El amor es el termómetro que mide la profundidad de nuestro cristianismo. El amor a los hermanos no es una más de las actitudes positivas que debe adoptar el cristiano. La caridad no es una virtud más, sino la que anima a las demás virtudes. Juan el evangelista nos dice que «sabemos que hemos pasado de la muerte a la vida porque amamos a los hermanos». El mismo Juan nos define a Dios con la más breve, acertada y profunda definición. «Dios es amor». Dios es feliz dándose, amando. La felicidad del hombre, como la de Dios, se encuentra en la donación a los demás.

Sólo el amor es la fuerza renovadora que puede transformar el mundo. Sólo así, dialogando, respetándose, amando, es posible la utopía del cielo nuevo y la tierra nueva.

En los primeros tiempos de expansión del cristianismo, las comunidades cristianas vivían en un ambiente de gran precariedad. No tenían libros, ni reglas, ni normas, ni templos, ni capillas. Se reunían en casa de un vecino, donde celebraban la fe, sentían la presencia del Señor y se esforzaban por quererse como hermanos». Mirad cómo se aman, decían los vecinos hablando de los cristianos. «En el grupo de los creyentes todos pensaban y sentían lo mismo. Lo poseían todo en común y nadie consideraba suyo nada de lo que tenían. Todos eran muy bien mirados por el pueblo. Los creyentes vivían todos unidos y lo tenían todo en común. Vendían posesiones y bienes y lo repartían entre todos, según la necesidad de cada uno».

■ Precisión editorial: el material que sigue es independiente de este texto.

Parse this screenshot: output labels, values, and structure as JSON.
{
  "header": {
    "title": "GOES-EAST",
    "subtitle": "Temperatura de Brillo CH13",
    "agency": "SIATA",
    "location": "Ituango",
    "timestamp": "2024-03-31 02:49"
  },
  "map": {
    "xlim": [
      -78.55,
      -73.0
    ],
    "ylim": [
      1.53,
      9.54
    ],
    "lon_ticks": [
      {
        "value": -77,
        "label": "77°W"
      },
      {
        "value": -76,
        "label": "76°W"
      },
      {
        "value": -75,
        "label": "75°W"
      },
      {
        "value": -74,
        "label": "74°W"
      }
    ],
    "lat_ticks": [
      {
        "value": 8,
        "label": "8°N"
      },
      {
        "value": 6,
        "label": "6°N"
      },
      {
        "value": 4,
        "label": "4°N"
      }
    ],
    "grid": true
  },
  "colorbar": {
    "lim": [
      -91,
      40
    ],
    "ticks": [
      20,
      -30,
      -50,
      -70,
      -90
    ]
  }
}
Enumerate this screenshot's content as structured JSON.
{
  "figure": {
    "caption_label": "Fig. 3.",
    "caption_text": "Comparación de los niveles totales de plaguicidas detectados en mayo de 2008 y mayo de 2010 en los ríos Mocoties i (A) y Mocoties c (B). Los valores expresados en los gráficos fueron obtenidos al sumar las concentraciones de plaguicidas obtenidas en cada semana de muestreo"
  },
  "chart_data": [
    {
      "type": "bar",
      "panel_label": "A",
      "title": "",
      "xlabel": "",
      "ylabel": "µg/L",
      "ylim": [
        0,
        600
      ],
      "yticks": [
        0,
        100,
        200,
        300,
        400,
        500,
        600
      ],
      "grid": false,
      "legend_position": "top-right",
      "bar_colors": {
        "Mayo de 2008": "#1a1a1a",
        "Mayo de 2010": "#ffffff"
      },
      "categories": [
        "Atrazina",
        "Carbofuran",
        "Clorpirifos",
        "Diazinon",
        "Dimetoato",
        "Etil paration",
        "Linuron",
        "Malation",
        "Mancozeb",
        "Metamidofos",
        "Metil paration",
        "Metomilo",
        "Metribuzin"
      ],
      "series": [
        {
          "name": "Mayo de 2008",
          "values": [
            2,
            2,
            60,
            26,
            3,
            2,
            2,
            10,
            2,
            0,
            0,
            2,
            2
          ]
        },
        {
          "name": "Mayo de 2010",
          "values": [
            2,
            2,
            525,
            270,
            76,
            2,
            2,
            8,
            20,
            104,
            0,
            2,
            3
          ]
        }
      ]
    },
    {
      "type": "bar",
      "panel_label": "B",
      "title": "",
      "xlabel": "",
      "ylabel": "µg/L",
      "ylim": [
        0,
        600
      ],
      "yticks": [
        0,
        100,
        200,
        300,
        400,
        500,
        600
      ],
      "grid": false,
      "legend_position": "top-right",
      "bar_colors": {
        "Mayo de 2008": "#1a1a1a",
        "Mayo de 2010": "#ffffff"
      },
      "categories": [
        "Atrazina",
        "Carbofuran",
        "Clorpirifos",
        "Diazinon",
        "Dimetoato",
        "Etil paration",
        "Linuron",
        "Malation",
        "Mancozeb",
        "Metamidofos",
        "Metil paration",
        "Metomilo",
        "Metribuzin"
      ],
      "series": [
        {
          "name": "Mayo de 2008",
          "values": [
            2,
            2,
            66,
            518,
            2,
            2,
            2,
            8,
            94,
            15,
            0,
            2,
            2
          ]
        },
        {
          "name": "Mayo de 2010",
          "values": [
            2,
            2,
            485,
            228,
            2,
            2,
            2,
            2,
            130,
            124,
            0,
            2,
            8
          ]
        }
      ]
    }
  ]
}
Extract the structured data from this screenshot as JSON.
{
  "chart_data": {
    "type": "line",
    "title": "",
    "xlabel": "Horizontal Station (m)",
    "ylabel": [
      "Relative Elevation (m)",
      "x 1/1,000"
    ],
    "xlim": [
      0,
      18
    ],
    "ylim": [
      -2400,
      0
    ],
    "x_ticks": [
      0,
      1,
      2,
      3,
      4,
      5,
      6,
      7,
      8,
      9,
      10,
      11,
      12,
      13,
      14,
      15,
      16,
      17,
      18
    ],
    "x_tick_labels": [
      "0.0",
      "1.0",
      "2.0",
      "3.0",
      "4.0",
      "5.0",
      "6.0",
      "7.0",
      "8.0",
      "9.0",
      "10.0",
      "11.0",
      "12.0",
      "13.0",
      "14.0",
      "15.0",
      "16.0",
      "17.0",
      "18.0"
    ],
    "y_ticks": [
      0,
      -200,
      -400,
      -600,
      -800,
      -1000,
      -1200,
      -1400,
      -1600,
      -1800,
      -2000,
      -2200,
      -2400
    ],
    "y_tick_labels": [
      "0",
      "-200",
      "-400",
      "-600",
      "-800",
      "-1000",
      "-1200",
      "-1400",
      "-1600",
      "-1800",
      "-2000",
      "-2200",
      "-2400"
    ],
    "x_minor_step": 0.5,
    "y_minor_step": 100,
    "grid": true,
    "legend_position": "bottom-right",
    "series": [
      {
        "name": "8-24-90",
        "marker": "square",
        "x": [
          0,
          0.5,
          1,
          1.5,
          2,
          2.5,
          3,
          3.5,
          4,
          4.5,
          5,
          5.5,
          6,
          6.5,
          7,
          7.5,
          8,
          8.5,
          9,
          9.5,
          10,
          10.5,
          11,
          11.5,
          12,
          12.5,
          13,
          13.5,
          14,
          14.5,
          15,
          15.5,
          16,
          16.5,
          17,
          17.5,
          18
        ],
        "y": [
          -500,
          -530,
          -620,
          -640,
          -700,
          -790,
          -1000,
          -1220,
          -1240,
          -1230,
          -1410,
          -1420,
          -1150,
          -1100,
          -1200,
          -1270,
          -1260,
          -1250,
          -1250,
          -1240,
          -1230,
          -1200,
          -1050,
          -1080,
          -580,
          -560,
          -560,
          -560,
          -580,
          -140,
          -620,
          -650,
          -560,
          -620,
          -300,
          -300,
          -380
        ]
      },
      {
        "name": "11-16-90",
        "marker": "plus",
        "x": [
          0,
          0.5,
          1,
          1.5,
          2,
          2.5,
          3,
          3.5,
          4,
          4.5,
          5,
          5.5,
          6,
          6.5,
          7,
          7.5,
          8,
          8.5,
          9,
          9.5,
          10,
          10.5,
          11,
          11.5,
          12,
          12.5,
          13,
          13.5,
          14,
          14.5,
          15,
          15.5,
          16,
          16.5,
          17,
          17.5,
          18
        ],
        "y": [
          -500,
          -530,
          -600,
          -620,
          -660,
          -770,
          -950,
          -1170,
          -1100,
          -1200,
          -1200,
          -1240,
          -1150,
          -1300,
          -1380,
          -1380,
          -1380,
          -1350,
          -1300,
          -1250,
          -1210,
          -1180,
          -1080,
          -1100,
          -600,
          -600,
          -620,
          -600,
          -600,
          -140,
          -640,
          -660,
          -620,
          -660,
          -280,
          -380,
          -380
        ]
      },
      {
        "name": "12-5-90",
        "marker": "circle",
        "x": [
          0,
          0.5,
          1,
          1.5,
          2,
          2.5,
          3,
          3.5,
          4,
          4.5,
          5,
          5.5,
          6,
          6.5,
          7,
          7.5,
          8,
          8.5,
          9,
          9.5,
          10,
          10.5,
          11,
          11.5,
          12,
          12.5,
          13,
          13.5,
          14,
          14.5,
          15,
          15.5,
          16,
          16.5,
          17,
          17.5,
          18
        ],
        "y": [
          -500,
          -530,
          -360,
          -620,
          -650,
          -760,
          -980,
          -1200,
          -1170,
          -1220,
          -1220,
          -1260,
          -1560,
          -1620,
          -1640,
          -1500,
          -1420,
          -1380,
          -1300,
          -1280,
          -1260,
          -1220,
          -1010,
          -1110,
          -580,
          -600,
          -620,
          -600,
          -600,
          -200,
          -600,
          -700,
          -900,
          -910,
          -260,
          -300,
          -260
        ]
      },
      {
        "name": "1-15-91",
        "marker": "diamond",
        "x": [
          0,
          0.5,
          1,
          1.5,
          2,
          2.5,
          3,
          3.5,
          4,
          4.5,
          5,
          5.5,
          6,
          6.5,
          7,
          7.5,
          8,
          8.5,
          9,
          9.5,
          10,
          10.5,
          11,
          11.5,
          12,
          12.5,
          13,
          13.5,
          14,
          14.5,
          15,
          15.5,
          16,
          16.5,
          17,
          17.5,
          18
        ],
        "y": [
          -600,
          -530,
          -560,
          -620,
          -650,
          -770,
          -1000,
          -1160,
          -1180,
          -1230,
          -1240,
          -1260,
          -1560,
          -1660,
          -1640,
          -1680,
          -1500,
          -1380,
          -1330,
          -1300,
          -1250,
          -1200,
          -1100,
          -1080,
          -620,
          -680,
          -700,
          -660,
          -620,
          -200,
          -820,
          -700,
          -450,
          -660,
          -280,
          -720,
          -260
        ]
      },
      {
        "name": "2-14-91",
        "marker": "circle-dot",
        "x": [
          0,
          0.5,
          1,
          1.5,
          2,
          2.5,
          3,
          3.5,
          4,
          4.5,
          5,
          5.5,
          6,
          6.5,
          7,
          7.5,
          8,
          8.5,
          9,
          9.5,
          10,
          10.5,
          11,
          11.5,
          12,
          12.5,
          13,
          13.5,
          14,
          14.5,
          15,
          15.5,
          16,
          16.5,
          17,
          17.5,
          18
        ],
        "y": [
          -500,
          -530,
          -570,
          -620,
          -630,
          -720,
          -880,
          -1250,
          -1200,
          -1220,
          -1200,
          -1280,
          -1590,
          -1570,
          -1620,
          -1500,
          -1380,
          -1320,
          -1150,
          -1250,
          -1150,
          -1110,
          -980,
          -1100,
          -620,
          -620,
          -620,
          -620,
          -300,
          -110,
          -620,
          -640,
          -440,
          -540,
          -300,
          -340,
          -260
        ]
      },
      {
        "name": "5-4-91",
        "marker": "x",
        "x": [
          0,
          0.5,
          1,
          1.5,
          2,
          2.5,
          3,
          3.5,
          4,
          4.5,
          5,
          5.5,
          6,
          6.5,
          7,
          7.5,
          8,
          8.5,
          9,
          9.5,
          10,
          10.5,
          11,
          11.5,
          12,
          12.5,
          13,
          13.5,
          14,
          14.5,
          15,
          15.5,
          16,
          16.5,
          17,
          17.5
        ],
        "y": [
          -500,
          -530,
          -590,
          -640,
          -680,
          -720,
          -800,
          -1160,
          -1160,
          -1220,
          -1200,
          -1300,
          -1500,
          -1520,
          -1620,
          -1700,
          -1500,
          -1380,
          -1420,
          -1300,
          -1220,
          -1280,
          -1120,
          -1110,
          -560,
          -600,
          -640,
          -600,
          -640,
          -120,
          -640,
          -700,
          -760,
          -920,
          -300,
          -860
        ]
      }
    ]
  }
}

Los antiguos catecismos decían que la señal del cristiano era la Santa Cruz, esa cruz referente del amor supremo y de la entrega total, esa cruz imaginaria que hacemos cuando salimos de casa, al comenzar un viaje, al bendecir la mesa, al entrar en la iglesia. Podemos quitar y poner distintivos, hábitos, gestos y emblemas. Jesús nos dice que la «señal del cristiano es el amor, en eso reconocerán que sois mis discípulos, que os améis unos a otros como yo os he amado».

El amor nos iguala a todos sin complejos de inferioridad ni afanes de engreimiento. Nadie es superior a nadie. El gran escritor Gabriel García Márquez nos dice: «He aprendido que un hombre sólo tiene derecho de mirar a otro hacia abajo, cuando ha de ayudar a levantarse».